The instructions from health officials come as hospitals are the most crowded they have ever been in the run-up to winter.

A memo from NHS England and regulators NHS Improvement, seen by the Telegraph, orders hospital trusts to take sweeping measures to bring occupancy down to a recommended safe limit of 85 per cent.

Hospitals have been ordered to “maximise elective activity” in the run-up to Christmas using the independent sector and schemes which pay NHS consultants lucrative overtime rates.

The plans have been drawn up so NHS trusts can cut the number of operations they perform - freeing up more beds for urgent patients - without lengthening waiting lists.

Under such schemes, consultants have been paid rates of up to £1,000 a shift.

But the schemes and heavy use of the private sector is likely to add to financial pressures on the NHS, which last year recorded the highest deficit in its history.

It comes as a separate leaked document shows that GPs are coming under pressure to provide emergency home visits.

Local doctors groups are being asked to establish “A&E Delivery Boards” and to draw up rotas of medics able to respond to 111 requests for urgent care at home, which is currently reserved for those who are housebound.

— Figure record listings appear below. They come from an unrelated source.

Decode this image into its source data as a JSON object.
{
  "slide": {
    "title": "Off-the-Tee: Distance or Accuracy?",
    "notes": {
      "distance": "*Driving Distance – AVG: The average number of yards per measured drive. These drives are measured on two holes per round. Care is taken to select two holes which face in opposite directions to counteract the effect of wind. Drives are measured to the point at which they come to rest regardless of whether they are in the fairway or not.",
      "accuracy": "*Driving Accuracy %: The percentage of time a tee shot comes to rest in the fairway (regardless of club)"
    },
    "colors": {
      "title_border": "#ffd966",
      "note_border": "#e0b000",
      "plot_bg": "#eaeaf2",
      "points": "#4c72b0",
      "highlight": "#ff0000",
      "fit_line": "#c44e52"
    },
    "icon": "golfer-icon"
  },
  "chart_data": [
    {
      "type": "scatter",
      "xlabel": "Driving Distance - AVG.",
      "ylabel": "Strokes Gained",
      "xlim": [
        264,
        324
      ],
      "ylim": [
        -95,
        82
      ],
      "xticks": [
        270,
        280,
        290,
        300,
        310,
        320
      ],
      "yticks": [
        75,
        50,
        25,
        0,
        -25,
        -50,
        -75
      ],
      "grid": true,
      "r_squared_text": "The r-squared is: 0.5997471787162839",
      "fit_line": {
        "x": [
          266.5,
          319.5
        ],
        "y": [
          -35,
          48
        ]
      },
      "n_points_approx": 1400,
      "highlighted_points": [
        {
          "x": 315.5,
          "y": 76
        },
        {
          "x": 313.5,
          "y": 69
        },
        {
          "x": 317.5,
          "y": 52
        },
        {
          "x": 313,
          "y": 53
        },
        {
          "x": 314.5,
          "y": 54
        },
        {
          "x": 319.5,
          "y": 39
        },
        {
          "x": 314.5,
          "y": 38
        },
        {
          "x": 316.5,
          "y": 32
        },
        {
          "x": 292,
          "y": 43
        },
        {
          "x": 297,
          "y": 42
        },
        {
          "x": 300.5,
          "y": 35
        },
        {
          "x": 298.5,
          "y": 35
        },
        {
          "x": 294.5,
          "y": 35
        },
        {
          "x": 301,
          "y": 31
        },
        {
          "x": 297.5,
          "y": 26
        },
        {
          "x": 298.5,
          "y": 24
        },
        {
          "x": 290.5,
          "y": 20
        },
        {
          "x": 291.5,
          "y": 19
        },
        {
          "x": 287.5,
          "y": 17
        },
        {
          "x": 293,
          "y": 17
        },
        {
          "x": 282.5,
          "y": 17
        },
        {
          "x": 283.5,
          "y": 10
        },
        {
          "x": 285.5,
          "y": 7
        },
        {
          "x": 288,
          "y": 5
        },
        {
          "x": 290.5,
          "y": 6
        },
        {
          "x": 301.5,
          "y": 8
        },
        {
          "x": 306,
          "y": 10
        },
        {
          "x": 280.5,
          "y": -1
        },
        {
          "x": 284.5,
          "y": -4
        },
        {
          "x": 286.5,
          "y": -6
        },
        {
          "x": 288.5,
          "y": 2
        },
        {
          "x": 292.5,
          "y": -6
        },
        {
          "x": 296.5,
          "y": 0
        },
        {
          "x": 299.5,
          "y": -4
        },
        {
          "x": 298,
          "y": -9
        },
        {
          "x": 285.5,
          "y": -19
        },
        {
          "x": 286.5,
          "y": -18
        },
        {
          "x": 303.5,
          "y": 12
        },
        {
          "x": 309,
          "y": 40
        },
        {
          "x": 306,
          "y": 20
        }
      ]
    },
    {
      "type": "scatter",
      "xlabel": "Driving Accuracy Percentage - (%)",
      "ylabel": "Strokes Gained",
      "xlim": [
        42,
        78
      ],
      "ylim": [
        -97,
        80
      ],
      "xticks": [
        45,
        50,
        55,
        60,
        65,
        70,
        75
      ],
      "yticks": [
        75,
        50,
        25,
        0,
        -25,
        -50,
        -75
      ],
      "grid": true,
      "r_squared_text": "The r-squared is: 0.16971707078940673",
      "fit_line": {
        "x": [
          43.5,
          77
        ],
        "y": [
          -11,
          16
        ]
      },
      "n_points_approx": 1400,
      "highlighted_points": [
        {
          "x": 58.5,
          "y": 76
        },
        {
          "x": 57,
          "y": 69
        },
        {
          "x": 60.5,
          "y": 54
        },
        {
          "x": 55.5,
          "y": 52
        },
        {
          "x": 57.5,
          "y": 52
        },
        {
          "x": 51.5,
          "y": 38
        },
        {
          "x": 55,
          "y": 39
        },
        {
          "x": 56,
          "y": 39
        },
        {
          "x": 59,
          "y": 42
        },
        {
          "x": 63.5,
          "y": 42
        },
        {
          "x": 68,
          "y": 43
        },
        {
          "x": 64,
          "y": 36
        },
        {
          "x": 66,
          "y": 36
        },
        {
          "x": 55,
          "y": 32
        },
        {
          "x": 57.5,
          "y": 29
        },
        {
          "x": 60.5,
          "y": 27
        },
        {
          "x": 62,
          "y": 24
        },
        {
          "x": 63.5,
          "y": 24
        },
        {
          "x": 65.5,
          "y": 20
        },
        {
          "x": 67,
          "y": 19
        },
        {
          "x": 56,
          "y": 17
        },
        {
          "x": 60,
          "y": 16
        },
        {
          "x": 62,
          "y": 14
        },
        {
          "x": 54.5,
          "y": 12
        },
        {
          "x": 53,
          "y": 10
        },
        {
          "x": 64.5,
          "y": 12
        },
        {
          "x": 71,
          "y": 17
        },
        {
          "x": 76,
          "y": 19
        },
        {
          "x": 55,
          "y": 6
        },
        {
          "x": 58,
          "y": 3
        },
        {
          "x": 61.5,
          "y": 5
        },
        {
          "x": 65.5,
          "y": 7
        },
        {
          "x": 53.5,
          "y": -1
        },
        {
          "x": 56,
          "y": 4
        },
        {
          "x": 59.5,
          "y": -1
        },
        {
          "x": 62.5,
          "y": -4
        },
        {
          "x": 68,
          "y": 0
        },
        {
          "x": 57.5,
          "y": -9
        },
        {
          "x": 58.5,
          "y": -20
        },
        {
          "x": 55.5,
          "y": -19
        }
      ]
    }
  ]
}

The boards are ostensibly responsible for easing winter pressures, but the new NHS England best practice guidelines state the measures should remain in place all year round because of the unprecedented demand.

Latest official figures - for the three months ending in September - show NHS trusts have the highest levels of occupancy ever recorded in the run-up to winter with an average of 89.1 per cent of acute and general beds full, compared with 87 per cent in the same period last year.

It follows record levels of bedblocking, with high numbers of patients stuck in hospital for want of care at home.

The memo from health officials, sent to all NHS trust chief executives last month, calls for actions aimed at “lowering acute bed occupancy to 85 per cent from 19 December to 16 January.”